Monday, December 17, 2007
Blue Beetle #25
Just because I'm too angry to blog about the government right now -- seriously, they would come and get me if I actually typed what I'm feeling -- doesn't mean I'm not writing non-screenplay material. Second Year arc of Blue Beetle closes out with issue #25. Here's the solicit cover for #25, out in March. I'm posting it just because I think Rafael hit this one with the fat of the bat. This year ends with a three-parter which wraps up Beetle's origin mystery -- and a couple mysteries in the Beetle legacy that are something like thirty years old, now that I think about it. That's a full two years spent on Jaime's origin, and as opposed to the "Hey, you've got powers now!" bang-off intro most characters get. Some people found this a little off-speed. Giff originally envisaged taking this much time, and I think it makes a difference. Our guy has a (small but) devoted following, and is an actual character who reads in an identifiable, consistent manner when he pops up in other titles. I'm just happy DC gave us the time to do it this way.
For those of you still pissy over Ted's death -- actually if you're reading the book, you've long since forgiven all. But let's just say that line up on the cover ain't a coincidence.

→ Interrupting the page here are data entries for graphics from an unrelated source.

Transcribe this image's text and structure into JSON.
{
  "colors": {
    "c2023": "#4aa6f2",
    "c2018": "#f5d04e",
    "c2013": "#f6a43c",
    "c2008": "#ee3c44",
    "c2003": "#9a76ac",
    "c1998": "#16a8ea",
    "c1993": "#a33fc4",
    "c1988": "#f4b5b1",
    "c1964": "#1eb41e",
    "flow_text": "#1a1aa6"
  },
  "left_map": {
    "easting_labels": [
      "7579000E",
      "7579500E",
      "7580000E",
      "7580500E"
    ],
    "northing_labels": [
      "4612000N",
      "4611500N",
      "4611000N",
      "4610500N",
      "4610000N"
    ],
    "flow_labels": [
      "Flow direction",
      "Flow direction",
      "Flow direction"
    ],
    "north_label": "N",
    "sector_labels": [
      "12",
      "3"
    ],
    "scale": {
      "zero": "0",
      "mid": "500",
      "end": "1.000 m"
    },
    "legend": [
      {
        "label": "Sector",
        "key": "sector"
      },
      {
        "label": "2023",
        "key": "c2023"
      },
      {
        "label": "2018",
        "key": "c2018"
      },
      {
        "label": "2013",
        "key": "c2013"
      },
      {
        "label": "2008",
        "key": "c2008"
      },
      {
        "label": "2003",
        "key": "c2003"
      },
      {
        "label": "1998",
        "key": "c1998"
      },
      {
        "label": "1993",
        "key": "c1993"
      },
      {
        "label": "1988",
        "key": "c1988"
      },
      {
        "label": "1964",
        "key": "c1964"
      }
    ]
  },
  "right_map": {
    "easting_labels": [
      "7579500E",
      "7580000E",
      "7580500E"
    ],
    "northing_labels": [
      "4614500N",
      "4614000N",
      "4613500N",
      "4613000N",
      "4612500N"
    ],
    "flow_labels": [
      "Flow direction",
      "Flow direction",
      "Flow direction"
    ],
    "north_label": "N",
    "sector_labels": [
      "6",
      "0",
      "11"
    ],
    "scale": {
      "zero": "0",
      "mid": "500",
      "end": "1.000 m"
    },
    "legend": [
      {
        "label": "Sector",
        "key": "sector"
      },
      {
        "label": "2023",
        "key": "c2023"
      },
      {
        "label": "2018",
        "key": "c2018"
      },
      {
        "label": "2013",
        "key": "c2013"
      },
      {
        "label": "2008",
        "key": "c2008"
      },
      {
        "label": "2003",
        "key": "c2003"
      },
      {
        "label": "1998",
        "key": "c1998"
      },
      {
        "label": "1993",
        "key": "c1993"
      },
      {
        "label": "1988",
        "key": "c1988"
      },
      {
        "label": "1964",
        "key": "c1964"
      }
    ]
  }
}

And for those of you who are still concern-trolling over Jaime being Hispanic, and hey you're not a racist but that might alienate other readers ... bite me. Seriously. It's the 21st Century. Get over it, go in the basement and rend your garments over Sodom Yat references and leave those of us who want to have a little fun alone.
For the other twelve of you who read the book or care about comics -- Year Three stories will be in a slightly different format. It's been interesting, learning how to write comics while an actual readership watches and comments. Year One was "Who is the Jaime Reyes", where we spent an entire year hashing out his supporting cast, mainly hanging about in El Paso. Trying to make him a full character with a life. Family, friends, actual life goals that don't involve cape stuff, just a teenager with an otherwise full life who happens to have a homicidal bug suit welded to his spine. Year Two -- really starting with #11 -- was "How Does Jaime Fit into the DCU?", where we integrated Jaime -- and his family, of course --
-- into the general superheroing business. In Year One, Keith did all the plotting and pacing, while I learned to script and work with the artists. In Year Two we went from the long intro to a series of one-and-dones. This was to both capitalize on the new folks coming to the book after we started getting shiny reviews, but also just so I could learn how to write one-offs. They're tricky as hell, but they really force you to boil down the essence of the character and conflict. A bit like writing wind-sprints. Year Three will be one long story but broken up into three or four distinct adventure arcs of three-four issues each. This is the more traditional storytelling pacing right now, and it'll be interesting to try that structure.
Every writing you do, in whatever format, informs all your other writing. Somewhere along the line I'll wind up using some trick I picked up scripting comics while writing a TV show or movie. Never assume any medium or even genre has more or less intrinsic worth than any other, when it comes to adding wrenches to the toolbox.